Das Ideogramm der Kanzleien
1.
Nach den Wellenlinien der Nambikwara, den Listen und Tabellen der Notitia Dignitum und Kafkas Saum bildet des Ideogramm der Kanzleien einen weiteren Aspekt in Cornelia Vismann Modell ziemlich gründlicher Linien. Das Ideogramm (das Bildzeichen oder die Bildzeichnung) ist ein Objekt der Büro- und Studiokratie oder der Kanzleien. Es kombiniert Elemente der (Kontra-)Signatur mit Elementen des velums, also des Schleiers zur Rasterung von Blick und Bild, wie ihn Leon Battista Alberti empfohlen hat. Das Ideogramm nimmt Elemente der (Kontra-)Signatur auf, weil seine Zeichnung das Zeichen gibt, der Text sei nun nicht mehr eine Version oder Fassung unter anderen, sondern er sei nun verfasst und fertig und sei nun autorisiert, die Kanzlei zu verlassen. Das Schreiben muss durch diese Zeichnung durch, muss gezeichnet sein. Vismann vergleicht das Ideogramm mit (Gitter-)Stäben, hinter denen der Codex Fiorentinus präsentiert wurde.
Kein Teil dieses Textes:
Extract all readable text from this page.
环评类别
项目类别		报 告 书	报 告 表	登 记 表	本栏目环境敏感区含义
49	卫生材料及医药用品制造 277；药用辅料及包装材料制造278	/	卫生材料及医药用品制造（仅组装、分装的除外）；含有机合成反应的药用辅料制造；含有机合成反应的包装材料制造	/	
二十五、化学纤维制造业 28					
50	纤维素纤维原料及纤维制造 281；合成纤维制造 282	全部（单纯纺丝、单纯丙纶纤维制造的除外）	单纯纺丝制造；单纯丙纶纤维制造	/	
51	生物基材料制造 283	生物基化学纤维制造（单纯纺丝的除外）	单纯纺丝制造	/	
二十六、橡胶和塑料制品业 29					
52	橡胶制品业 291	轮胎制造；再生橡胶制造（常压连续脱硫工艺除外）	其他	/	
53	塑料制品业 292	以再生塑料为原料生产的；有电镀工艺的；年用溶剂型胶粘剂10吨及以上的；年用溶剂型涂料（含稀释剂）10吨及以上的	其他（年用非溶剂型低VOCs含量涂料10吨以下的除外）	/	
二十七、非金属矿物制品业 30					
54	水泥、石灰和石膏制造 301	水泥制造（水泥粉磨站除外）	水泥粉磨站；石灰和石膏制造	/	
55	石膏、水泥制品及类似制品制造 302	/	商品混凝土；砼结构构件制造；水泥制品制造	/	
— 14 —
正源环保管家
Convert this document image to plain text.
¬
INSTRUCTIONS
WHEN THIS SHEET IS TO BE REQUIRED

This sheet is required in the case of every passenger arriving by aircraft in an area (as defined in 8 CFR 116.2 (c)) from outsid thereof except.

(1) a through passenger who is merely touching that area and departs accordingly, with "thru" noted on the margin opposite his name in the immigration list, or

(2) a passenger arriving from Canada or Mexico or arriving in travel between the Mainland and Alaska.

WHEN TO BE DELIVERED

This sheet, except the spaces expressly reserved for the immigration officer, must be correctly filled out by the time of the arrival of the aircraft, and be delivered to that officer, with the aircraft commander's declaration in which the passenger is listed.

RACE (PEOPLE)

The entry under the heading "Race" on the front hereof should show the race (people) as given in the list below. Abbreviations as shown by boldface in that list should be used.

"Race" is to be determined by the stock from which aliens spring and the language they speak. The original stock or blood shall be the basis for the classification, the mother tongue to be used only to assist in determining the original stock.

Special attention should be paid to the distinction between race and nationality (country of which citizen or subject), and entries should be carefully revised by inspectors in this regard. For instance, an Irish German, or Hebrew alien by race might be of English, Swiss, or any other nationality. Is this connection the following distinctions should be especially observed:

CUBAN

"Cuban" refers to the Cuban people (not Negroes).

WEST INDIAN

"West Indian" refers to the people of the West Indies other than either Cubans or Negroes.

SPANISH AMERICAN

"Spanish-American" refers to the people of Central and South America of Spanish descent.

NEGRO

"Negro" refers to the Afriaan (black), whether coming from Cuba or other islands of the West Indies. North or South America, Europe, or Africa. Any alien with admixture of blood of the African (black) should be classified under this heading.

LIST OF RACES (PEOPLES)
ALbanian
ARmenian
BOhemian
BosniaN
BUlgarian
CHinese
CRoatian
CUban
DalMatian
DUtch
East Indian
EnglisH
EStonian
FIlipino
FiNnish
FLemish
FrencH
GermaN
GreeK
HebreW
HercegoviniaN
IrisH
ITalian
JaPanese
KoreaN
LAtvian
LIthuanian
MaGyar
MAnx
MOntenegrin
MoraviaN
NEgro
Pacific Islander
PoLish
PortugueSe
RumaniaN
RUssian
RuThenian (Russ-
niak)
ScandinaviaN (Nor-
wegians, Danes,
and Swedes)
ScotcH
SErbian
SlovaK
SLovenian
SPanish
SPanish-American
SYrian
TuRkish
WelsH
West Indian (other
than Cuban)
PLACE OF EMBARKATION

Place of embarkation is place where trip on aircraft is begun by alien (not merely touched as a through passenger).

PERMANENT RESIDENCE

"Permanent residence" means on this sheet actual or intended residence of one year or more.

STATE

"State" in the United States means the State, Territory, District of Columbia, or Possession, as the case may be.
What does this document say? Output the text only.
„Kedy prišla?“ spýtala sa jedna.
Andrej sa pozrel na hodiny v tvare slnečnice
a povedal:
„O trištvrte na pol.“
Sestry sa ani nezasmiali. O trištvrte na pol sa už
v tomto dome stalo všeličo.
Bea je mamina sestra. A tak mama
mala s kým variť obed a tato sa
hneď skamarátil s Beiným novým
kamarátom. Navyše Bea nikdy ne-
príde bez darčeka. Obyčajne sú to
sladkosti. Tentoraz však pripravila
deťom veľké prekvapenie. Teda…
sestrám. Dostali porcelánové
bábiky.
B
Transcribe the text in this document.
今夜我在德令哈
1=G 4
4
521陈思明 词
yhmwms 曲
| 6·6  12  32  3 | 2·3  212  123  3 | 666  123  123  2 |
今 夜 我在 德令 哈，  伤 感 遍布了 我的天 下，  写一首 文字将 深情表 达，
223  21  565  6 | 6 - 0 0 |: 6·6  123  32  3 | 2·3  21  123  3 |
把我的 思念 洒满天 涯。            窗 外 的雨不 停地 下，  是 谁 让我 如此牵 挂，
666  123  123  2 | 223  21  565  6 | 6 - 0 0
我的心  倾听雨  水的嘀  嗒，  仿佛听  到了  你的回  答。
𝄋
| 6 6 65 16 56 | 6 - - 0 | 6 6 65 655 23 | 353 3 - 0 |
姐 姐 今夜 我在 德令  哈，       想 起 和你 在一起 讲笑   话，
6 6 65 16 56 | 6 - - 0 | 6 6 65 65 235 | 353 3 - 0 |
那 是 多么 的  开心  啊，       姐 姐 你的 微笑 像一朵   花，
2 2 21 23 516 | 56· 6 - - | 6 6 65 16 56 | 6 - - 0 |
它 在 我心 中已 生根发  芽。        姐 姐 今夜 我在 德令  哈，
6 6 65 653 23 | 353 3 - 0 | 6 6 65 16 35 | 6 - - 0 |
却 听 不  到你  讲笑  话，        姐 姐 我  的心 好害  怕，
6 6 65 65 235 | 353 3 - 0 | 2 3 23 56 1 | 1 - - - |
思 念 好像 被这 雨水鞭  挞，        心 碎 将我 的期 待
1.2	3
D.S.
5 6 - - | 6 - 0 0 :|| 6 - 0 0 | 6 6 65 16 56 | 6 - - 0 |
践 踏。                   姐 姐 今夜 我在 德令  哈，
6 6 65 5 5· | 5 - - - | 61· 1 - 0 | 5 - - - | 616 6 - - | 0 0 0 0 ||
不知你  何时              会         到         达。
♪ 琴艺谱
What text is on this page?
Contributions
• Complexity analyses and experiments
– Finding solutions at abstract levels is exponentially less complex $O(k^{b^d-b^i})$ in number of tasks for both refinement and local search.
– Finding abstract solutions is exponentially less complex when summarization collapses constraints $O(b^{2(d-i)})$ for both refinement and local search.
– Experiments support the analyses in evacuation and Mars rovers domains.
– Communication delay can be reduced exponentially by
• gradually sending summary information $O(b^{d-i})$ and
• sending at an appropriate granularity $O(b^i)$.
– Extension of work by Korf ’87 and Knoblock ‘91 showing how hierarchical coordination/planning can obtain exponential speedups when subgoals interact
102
Das Ideogramm ist ein Objekt zur kontrafaktischen Stabilisierung eines Textes, der weiterhin unterschiedlich gelesen, ab Moment der Zeichnung aber nicht mehr unterschiedlich geschrieben werden soll. Das Ideogramm 'stabilisiert kontrafaktisch', stabil sind die Stäbe, auch die Buchstaben. Das Ideogramm lanciert den Text - gibt ihn zur Lektüre.
2.
Die Linien des Ideogramms bilden ein Raster, sie bilden Sperren, Balken oder Barren - und richten an anderer Stelle, in Form des Velums, den Blick und Bild einer Technik ein, die im Florenz des 15. Jahrunderts den Namen costruzione legittima erhält.
Warburg verfolgt auf den Staatstafeln nicht nur Bilder, nicht nur Bilder von Zügen, sondern auch Worte und Begriffe: Vertrag, contract, treaty, Betrachtung, Trachten; Traktat, draft, draught, treat, tract, train. Dass er über das Tragen und Trachten nachdenkt, das kann man auch aus seinen Notizen, u.a. denen aus dem Kontext zum Vortrag über das Schlangenritual und denen zu den grundlegenden Bruckstücken entnehmen. Er behandelt dabei Wörter, Begriffe, Buchstaben auf eine Weise, wie er Bilder behandelt, nämlich als Objekte, die durch Rom gegangen sind und nach Rom pendeln.